Deputy PM resigns as Egyptian Copts mourn

Egyptian Copts carry the coffins of victims of clashes, during a funeral yesterday, a day after 24 people, mostly Christians, died in clashes with Egyptian security forces. AFP photo

Egyptian deputy prime minister Hazem al-Beblawi, who is also the country’s finance minister, resigned from his post on Tuesday, the official MENA news agency reported. It was not immediately clear why Beblawi-- one of two deputy prime ministers-- resigned, but the announcement came after deadly clashes in Cairo that sparked furious condemnation of the leadership’s handling of the transition from Hosni Mubarak’s rule.

Some 20,000 mourners chanted slogans denouncing the ruling military during a funeral procession overnight for 17 Christians killed in a Cairo protest. They accused the army of bearing primary responsibility for the worst violence since Egypt’s uprising eight months ago.

Mourners packed the Coptic cathedral in Cairo for the funerals that began shortly before midnight on Oct. 10 and lasted for several hours. They filled hallways and corridors as prayers were led by top church officials. At times, the prayers were interrupted by chants of “Down with military rule” and “The people want to topple the Marshal,” a reference to Field Marshal Hussein Tantawi who heads the ruling military council that took power after the ouster of Hosni Mubarak in February.

The violence Sunday night, which left 26 dead and about 500 injured, began when thousands of Coptic Christians marched to the state television building to stage a sit-in over a recent attack on a church. As they marched, state television called on civilians to “protect” the army, casting the Christians as a mob seeking to undermine national unity. State television accused the Coptic demonstrators of firing shots that killed three army troops, prompting fights between Christians and Muslims later that night. But furious Copts said the security forces attacked the demonstrators, driving vehicles into the crowd and crushing several protesters.

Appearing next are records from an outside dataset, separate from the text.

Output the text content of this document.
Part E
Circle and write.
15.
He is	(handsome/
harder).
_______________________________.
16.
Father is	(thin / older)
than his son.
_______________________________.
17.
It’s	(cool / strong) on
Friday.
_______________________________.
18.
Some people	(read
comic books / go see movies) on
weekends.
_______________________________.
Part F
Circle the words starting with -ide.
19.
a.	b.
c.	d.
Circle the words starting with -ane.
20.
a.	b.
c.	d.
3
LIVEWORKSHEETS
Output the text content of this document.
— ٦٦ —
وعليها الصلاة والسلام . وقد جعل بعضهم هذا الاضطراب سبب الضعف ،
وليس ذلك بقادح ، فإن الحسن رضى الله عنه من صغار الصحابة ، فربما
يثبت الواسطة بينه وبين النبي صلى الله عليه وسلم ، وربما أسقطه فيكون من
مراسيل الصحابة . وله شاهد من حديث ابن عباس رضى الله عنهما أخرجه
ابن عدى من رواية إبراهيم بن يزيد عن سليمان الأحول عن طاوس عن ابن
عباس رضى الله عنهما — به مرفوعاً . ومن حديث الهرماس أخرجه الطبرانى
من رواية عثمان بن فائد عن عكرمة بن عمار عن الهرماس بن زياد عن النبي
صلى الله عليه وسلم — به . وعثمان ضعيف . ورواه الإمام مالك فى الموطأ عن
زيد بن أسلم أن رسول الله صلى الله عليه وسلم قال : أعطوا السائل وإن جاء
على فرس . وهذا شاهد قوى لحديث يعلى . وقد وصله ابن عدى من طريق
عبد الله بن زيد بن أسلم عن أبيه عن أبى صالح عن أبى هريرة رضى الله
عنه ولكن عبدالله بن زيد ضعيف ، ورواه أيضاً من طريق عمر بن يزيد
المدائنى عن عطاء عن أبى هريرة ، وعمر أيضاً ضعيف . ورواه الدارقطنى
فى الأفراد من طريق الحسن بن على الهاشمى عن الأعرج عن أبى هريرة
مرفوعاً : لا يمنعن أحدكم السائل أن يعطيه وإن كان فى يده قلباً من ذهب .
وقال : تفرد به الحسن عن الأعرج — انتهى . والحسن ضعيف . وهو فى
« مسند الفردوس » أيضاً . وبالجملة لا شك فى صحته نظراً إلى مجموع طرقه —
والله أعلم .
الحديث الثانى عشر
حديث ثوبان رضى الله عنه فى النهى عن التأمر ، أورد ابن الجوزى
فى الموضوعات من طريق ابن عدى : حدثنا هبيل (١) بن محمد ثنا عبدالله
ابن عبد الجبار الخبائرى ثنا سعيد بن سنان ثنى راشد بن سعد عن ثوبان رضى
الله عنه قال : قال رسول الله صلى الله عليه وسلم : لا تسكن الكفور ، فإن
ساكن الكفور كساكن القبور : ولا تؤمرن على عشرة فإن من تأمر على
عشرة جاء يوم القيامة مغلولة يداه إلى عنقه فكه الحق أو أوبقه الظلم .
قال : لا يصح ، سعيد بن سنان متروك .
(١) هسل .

In the two days since the violence, Christians have grown furious with the ruling military, hurling a string of accusations in their direction. The Coptic church said authorities allow attacks on Christians repeatedly with impunity. Muslim perpetrators of sectarian violence are rarely punished in Egypt, with the authorities opting instead for “reconciliation” talks in which Christians are pressured to drop their accusations.

The military, on the other hand, issued a stern warning that it intended to crack down hard on future protests. The Supreme Council of the Armed Forces said it would take the “necessary precautions to stabilize security” and use the full weight of the law to prosecute individuals involved in violence, whether by participation or incitement.

The Coptic church announced three days of fasting and prayers as Christians’ sense of injustice hit a new high. One priest said that the fast was a means of showing loss of confidence in the authorities. He said such a measure had not been invoked by the church since former President Anwar Sadat’s program of Islamizing laws during the 1970s.

Some Muslims said they would join the Christians in their fast in solidarity. A campaign named “Fast4Egypt” spread on social networking sites. The outcry over the deaths may push Egypt’s military rulers to address some Coptic grievances. The Cabinet has already announced it would issue a new law regulating houses of worship in two weeks, and that the law would criminalize religious discrimination. Meanwhile, the UN human rights office yesterday urged Egyptian authorities to ensure that any probes into clashes which killed 25 people, mostly Coptic Christians, be conducted in an impartial and independent manner.